Friday, April 05, 2019

HSTA President Corey Rosenlee: The DOE doesn't need an audit, and here's why

'It does not deal with the real question we need to solve: How do we properly fund Hawaii’s schools?'

Click here to watch this video on YouTube.

Hawaii State Teachers Association President Corey Rosenlee testified against Senate Bill 856 on Friday, March 29:

HSTA strongly opposes SB856 because it does not deal with the real question we need to solve: How do we properly fund Hawaii’s schools?

If you want to look at that problem, first, if you compare us with mainland schools of similar size and student populations, they on average spend $6,000 more per pupil than Hawaii’s public schools do. If you look in Hawaii’s schools—and the only thing we have in comparison in Hawaii schools is our private schools—the major private schools in Hawaii spend about $30,000 per pupil. For our public schools, it’s about $14,000. 

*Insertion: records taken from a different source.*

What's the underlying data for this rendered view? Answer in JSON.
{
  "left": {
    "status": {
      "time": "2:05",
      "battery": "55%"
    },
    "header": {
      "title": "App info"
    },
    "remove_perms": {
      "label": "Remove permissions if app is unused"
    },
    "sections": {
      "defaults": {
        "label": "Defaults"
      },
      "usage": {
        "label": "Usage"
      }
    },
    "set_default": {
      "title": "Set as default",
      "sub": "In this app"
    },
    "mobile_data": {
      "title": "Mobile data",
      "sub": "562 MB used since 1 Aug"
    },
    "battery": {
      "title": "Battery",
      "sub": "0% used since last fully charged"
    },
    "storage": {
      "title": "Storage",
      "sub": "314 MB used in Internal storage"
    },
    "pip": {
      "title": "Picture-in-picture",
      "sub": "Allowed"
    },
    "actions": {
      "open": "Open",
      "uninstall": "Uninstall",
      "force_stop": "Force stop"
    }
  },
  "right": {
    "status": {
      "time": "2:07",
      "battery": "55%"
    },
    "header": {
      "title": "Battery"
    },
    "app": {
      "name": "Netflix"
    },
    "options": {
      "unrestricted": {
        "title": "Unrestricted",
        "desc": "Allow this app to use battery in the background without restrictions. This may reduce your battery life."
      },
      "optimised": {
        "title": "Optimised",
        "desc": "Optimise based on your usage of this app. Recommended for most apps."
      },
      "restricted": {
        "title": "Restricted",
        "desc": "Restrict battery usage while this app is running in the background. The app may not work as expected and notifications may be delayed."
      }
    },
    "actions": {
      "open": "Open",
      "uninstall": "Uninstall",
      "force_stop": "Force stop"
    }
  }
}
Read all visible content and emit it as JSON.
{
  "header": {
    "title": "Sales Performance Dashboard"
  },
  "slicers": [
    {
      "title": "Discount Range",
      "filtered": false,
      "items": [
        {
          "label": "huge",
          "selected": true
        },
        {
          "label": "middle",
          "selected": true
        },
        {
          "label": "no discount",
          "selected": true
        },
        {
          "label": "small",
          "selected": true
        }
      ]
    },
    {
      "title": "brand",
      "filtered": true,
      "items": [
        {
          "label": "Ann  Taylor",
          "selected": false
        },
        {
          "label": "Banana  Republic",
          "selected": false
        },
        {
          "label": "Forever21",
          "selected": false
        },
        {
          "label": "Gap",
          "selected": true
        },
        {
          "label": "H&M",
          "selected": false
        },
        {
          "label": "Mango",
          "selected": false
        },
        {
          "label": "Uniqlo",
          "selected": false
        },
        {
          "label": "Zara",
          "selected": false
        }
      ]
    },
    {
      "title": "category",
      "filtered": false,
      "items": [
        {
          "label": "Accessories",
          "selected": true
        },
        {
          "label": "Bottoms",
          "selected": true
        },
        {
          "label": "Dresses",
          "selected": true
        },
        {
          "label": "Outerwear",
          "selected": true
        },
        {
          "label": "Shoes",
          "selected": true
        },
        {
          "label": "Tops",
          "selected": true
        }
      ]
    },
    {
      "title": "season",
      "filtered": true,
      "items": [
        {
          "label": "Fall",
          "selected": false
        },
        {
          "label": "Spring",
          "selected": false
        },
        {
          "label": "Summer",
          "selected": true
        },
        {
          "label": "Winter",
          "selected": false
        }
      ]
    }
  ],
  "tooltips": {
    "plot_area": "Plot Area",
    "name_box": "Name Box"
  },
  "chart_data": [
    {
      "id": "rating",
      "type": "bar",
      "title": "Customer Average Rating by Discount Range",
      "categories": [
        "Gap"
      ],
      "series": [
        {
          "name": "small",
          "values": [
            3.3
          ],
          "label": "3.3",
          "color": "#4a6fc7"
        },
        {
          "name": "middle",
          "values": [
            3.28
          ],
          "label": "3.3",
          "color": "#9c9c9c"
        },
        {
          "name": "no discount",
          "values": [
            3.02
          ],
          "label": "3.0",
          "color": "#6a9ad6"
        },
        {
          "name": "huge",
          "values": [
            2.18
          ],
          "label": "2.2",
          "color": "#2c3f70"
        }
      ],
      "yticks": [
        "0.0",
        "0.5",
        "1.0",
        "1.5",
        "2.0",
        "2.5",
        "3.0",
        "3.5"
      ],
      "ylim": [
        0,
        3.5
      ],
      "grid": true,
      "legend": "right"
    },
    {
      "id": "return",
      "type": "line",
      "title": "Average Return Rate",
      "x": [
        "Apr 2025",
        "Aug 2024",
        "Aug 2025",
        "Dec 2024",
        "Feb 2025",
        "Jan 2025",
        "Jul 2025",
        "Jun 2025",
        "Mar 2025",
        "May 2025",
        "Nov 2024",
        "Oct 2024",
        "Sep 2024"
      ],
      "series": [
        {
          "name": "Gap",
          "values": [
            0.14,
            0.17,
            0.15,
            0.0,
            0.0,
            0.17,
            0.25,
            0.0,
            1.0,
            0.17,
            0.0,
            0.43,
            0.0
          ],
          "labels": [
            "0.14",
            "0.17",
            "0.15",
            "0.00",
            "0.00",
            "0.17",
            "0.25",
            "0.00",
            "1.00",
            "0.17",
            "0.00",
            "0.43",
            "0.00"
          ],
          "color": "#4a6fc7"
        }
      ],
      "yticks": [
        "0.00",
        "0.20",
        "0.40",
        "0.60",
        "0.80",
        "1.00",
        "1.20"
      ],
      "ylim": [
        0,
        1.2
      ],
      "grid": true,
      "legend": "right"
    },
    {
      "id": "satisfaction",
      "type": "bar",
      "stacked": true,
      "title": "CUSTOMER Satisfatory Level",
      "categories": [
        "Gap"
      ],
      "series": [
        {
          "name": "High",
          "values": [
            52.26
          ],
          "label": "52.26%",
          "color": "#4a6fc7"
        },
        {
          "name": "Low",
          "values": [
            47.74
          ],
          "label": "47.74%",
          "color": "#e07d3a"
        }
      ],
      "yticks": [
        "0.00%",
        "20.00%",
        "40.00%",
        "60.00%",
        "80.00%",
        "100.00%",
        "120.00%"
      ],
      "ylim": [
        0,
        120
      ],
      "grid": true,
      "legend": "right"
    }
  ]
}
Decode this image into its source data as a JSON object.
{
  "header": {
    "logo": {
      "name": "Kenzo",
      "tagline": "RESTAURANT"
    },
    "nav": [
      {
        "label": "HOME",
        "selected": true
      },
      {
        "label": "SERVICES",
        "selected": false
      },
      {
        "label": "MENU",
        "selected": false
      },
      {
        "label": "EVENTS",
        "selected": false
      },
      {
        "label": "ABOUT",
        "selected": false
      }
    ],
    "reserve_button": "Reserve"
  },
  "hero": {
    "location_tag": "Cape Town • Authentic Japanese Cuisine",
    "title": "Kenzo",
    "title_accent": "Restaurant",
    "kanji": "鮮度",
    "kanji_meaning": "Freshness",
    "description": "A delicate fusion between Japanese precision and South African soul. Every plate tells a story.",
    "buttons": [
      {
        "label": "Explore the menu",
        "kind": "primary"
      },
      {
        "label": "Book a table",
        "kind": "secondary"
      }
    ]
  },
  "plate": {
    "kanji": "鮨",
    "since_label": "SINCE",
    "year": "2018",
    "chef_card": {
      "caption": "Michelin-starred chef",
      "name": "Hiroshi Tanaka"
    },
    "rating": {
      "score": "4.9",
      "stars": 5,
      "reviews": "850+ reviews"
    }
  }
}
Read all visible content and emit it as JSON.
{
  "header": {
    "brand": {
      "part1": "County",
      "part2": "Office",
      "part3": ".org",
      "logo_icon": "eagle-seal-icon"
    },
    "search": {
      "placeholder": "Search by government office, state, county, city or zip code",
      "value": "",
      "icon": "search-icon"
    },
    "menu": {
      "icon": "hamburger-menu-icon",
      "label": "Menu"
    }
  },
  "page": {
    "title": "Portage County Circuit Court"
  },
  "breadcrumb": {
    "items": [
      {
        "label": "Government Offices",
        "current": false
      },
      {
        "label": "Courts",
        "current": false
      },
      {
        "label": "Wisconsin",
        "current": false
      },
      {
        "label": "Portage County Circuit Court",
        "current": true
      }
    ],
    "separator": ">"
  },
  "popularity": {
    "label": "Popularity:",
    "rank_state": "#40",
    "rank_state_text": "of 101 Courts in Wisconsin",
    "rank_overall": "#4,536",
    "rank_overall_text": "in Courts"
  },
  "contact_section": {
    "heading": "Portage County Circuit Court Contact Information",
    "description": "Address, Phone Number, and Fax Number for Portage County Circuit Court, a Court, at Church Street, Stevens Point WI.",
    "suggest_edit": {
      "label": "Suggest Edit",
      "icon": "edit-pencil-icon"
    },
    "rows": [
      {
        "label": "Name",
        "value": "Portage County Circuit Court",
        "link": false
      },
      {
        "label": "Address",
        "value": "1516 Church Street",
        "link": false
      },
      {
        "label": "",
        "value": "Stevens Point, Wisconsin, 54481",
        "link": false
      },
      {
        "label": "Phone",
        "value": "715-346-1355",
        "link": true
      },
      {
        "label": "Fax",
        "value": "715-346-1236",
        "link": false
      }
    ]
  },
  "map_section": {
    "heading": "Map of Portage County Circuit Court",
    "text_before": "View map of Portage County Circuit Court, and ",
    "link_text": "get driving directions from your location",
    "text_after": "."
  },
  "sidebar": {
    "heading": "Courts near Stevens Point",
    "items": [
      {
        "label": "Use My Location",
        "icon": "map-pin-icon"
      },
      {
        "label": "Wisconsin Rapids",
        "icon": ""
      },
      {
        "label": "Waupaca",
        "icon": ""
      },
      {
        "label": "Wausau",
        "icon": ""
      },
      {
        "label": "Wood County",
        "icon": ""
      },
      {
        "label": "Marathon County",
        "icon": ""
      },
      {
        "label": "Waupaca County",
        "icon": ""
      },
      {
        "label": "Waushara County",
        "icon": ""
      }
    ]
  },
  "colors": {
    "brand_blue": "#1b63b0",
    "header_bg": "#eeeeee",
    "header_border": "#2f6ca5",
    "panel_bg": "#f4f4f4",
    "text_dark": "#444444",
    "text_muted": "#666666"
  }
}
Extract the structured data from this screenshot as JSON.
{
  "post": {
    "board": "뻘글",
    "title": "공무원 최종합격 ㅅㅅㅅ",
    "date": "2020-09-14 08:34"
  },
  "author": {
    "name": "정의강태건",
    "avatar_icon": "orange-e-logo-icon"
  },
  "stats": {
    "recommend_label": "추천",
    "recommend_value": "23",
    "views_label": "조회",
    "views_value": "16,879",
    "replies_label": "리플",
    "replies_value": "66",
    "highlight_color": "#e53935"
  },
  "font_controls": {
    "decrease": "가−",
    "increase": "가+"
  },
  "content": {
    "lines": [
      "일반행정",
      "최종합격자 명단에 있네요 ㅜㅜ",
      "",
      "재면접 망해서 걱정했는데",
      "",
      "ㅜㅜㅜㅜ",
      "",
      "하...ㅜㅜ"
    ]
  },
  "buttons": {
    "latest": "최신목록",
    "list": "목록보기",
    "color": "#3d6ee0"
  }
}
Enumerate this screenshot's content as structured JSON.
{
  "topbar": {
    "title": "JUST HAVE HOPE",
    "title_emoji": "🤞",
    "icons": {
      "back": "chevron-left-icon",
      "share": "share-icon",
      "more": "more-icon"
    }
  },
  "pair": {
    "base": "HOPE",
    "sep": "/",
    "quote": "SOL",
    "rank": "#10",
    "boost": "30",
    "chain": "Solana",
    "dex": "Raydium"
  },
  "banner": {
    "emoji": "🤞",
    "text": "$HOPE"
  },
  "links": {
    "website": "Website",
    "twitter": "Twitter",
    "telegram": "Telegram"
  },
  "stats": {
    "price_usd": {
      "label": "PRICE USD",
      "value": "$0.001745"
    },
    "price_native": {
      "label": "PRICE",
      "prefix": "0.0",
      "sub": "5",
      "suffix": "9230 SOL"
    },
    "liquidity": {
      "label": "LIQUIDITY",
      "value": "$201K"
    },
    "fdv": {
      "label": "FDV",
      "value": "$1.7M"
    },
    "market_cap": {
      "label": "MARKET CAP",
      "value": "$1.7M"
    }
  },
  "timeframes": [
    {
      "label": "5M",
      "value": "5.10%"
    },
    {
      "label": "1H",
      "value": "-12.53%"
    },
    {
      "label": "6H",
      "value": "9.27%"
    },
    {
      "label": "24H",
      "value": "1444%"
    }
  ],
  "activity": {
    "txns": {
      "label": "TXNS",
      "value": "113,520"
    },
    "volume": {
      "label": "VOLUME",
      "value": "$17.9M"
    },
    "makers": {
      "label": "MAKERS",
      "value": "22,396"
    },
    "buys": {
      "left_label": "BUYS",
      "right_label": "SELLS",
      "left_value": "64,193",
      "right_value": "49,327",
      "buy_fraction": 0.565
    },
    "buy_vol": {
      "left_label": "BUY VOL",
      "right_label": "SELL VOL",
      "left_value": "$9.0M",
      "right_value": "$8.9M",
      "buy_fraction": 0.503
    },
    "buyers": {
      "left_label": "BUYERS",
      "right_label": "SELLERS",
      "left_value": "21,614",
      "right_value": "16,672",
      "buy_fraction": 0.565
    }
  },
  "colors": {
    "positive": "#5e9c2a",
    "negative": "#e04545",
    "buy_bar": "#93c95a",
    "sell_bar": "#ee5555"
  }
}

For our public schools, we take all comers. Over half of our students are now Title I in our public schools, 11 percent are special education, 10 percent are ELL. When you look at what a regular education student costs in Hawaii, that cost is about $10,000 to $11,000, so we only spend about a third of the amount as a private school does in Hawaii to educate a child. No one is suggesting that we audit Punahou, or that spending $30,000 for a student at Punahou is wasteful. We only do that for our public school students, and that’s the real problem of this bill. Instead of getting to the real issue of how do we fund our schools, what we do instead is we don’t try to look at the funding gap, and the funding gap is the difference between what we’re spending and what we should be spending.

Right now we’ve created a real problem between the haves and have nots. How do we ensure that every child regardless of where they live, what their ethnicity is, how much money their parents make, that all children have access to opportunity and to a quality education?

The United States is only one of three countries in the world that actually spend more money on rich children than on poor children. So every time we try to close that funding gap, road blocks are thrown in our way. Things such as financial audits. We’ve seen right now across the country teachers, in order to try and make sure we properly close that funding gap, have had to go on strike across the entire country. Just this week, Betsy DeVos said that large class sizes are a good thing. So every single time we try to close this funding gap, road blocks are thrown our way, such as an audit, to make sure we do not properly give all of our children a quality education.

So let’s look at the DOE budget. Is this truly wasteful? The largest part of the DOE budget is EDN 100, school-based budgeting—58 percent of the budget. The vast majority of that is for weighted student formula, directly to the schools, and the vast majority of that is to fund salaries, and not just of teachers, but our EAs, our custodians, our principals. Our educational assistants right now are earning $14 an hour. They’re living in poverty. Our teachers, they’re leaving. In the last six years, we’ve seen teachers leaving by 70 percent, moving to the mainland because they’re paying our teachers better. That has caused a gap of 1,000 positions in our schools that are not filled right now. So when we look at waste, there is not waste in EDN 100. 

Next largest part of the budget: EDN 150, 23 percent of the budget, special education. I’ve had several prominent attorneys tell me in the state that Hawaii is breaking the law when it comes to special education, because right now we have over 500 positions that we cannot fill in special education. If we go back to 2009, when we had a better ratio of SPED teachers to students, it’s actually closer to 700 positions that were not filled. So 81 percent of the budget right there, we do not have that waste.

Twelve percent is for school support. That’s primarily utilities, transportation. That leaves the six percent. That is for EDN 200 and 300. Now I’m going to give a statistic that most people do not believe, and this is what creates a problem which stops a bill like the audit. Hawaii ranks 48th in the nation in state administrative costs. We are actually one of the most efficient school systems in the country, and that’s why we don’t need things like this audit. So instead of spending millions of dollars counting pencils, we could use that money to actually fund things that matter. Before you are things such as making sure SPED teachers don’t have to buy supplies out of their own pockets to make sure that we have differentiated reading, bills to make sure that we have housing vouchers so that we can make sure we can staff hard-to-staff schools.

That is how we should spend our money, instead of funding things such as an audit.